2. Binge-Watching Netflix
No, I don't want to go to the library for 8 hours and study. I just want to sit in my bed all day and binge watch Vampire Diaries or Gossip Girl. I would rather watch Chuck and Blair break up for the 6th time than learn about another element on the periodic table.
3. Online Shop
$125.59 + FREE SHIPPING? Sign me up!! I would rather go broke at this moment right now than go to that study group. Yeah, yeah grades are good for me to make a lot of money in the future but WHATEVER, did you not see the FREE SHIPPING?!
4. Eating My Weight In Junk Food
Goldfish, Pretzels, Pizza, Cookies, Ice Cream, and 10 pounds of popcorn. Yeah, I think that gaining the Freshman 15 in one Finals week is way better than researching the reasons why global warming is affecting the glaciers. Who needs science when you have junk food to explain anatomy to you?
5. Watching Cute Animal Videos Until I Adopt a Cat That I Can't Afford
You cannot be honest and say that you don't stop what you are doing when you see a puppy chasing it's own tail or kittens fitting into a tiny bowl video. That is just un-American.
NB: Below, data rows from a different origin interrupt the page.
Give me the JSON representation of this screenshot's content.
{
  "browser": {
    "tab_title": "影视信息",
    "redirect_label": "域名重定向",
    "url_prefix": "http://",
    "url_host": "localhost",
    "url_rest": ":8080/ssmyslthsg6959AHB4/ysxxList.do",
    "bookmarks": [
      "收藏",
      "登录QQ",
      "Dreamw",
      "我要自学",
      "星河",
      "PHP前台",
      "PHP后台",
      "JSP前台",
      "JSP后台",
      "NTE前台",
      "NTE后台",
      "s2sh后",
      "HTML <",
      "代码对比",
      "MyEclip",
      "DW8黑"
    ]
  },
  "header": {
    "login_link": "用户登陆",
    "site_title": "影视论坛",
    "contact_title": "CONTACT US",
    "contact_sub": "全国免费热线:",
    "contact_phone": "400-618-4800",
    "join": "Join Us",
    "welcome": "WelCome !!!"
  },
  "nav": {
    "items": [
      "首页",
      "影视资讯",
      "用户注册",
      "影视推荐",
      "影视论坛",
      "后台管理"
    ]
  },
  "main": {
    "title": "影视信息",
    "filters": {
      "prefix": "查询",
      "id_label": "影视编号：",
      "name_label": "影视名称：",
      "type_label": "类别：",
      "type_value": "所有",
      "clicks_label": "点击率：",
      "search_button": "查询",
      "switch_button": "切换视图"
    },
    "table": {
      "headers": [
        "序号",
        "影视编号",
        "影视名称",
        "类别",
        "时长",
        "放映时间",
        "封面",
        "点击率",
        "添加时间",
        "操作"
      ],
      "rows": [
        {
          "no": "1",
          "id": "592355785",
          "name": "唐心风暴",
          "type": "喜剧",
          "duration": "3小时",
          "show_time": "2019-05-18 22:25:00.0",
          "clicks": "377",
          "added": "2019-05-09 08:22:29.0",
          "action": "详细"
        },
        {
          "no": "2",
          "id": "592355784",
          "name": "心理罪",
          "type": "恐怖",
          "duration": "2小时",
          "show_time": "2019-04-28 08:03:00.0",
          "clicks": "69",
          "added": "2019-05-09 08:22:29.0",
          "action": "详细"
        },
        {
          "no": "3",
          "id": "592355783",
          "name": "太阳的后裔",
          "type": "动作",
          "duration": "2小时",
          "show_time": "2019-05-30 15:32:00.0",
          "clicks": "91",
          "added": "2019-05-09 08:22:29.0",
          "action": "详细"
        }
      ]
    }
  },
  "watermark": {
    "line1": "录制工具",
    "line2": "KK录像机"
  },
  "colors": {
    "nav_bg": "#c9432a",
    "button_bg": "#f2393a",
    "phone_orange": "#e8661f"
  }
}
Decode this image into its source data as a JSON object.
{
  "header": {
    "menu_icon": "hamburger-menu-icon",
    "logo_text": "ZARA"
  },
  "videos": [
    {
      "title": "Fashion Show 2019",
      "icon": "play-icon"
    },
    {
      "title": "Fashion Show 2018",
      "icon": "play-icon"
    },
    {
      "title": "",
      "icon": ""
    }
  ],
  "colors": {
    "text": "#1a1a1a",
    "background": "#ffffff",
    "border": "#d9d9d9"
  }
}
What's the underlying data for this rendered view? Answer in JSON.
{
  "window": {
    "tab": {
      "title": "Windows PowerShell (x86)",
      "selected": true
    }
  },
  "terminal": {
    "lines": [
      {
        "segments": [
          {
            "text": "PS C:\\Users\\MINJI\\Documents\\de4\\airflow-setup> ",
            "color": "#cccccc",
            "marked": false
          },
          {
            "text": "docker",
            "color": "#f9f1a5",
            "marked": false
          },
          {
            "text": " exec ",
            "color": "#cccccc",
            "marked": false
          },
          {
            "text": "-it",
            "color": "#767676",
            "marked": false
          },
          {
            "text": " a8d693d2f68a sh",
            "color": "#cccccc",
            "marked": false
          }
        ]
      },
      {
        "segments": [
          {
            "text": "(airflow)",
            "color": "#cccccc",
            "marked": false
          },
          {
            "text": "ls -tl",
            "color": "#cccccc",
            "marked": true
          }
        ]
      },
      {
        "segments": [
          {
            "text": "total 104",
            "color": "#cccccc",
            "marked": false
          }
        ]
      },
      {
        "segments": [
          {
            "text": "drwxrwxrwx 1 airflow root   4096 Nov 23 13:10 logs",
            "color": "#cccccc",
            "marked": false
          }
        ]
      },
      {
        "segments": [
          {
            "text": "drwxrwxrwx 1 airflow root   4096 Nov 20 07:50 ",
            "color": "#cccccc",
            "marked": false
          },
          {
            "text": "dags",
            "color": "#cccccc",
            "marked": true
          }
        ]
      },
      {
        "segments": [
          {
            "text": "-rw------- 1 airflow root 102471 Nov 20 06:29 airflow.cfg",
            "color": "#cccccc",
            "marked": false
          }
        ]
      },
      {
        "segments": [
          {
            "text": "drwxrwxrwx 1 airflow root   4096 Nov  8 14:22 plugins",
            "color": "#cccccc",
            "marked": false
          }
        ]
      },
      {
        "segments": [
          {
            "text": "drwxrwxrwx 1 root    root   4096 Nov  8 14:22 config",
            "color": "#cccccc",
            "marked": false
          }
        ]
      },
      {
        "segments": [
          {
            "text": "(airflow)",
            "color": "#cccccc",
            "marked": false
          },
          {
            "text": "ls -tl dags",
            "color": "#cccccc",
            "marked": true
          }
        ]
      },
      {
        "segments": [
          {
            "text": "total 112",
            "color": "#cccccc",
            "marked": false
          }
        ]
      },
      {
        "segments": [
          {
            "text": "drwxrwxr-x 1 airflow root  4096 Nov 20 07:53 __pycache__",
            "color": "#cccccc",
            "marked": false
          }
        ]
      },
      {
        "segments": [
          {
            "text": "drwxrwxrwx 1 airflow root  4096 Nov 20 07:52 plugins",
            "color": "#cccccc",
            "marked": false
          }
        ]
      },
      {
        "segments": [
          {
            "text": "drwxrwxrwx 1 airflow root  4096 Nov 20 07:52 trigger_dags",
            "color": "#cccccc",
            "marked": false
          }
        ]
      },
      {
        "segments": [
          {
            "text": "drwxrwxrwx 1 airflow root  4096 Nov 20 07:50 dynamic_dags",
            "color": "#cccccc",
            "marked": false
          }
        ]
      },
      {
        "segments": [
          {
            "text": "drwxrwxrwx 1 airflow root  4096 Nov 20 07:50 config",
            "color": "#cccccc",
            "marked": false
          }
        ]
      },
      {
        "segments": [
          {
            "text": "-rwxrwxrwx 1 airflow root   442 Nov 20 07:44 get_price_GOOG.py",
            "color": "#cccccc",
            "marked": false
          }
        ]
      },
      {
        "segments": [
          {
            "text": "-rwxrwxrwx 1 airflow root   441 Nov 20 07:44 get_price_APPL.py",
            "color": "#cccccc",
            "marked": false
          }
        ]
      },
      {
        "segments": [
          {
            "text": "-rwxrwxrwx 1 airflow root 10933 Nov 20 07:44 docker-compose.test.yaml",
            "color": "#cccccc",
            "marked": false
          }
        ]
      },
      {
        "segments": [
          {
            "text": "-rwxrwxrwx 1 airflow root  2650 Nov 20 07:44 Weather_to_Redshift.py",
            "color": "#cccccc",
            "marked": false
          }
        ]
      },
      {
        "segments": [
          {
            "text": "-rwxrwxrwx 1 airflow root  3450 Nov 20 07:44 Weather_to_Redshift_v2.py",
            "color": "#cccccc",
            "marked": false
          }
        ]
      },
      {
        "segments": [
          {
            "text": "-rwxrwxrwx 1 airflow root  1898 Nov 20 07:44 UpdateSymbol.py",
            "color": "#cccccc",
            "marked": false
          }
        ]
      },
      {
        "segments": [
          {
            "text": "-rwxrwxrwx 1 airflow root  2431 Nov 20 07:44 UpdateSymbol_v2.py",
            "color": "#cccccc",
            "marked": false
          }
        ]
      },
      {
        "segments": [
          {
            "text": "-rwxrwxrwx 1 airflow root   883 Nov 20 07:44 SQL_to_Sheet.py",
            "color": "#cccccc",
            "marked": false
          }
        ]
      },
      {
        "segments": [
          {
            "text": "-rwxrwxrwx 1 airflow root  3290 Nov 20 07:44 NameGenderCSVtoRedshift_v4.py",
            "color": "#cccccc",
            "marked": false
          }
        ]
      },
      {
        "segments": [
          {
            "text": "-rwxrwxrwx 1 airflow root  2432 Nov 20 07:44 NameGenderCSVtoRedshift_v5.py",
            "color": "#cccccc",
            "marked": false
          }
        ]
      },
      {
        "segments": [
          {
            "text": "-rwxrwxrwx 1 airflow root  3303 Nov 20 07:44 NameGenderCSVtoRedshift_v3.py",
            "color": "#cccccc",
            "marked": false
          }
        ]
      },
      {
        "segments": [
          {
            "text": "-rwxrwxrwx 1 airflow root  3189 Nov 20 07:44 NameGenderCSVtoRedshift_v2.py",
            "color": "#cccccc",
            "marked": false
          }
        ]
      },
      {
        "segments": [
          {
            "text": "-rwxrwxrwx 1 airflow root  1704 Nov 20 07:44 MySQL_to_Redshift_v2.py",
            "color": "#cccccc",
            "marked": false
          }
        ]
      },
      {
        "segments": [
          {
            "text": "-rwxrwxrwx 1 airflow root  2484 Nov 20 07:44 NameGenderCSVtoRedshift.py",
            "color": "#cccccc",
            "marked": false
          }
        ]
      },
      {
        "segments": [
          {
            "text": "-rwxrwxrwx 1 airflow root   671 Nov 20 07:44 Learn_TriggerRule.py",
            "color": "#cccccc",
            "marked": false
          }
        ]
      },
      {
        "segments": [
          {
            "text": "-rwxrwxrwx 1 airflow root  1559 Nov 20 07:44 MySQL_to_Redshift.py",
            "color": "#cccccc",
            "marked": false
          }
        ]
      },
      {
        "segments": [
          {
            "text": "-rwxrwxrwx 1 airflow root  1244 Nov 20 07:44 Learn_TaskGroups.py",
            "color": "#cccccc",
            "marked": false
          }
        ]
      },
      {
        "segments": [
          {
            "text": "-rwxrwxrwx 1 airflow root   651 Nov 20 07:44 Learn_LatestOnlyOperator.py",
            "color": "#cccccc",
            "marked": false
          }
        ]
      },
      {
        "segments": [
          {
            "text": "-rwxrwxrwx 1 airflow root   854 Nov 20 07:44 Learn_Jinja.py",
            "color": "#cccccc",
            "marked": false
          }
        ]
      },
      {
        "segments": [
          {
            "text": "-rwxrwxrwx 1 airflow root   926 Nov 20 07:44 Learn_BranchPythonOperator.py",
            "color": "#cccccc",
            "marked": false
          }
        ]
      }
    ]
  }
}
Spending hours on hours sharing and replaying these adorably cute videos until you find no recollection of running to the nearest shelter to buy a cat you can't afford is way better than attending that tutoring session with your professor, duh.
In all seriousness Finals just plain suck. I would rather do any of these things than actually study. But, since we live in a world that requires you to take them and pass college in order to be successful at most things in life I guess we won't be spending our time online shopping or sleeping. I hope everyone does well on their finals and heads to the library after reading this because those cute animal videos are coming for you.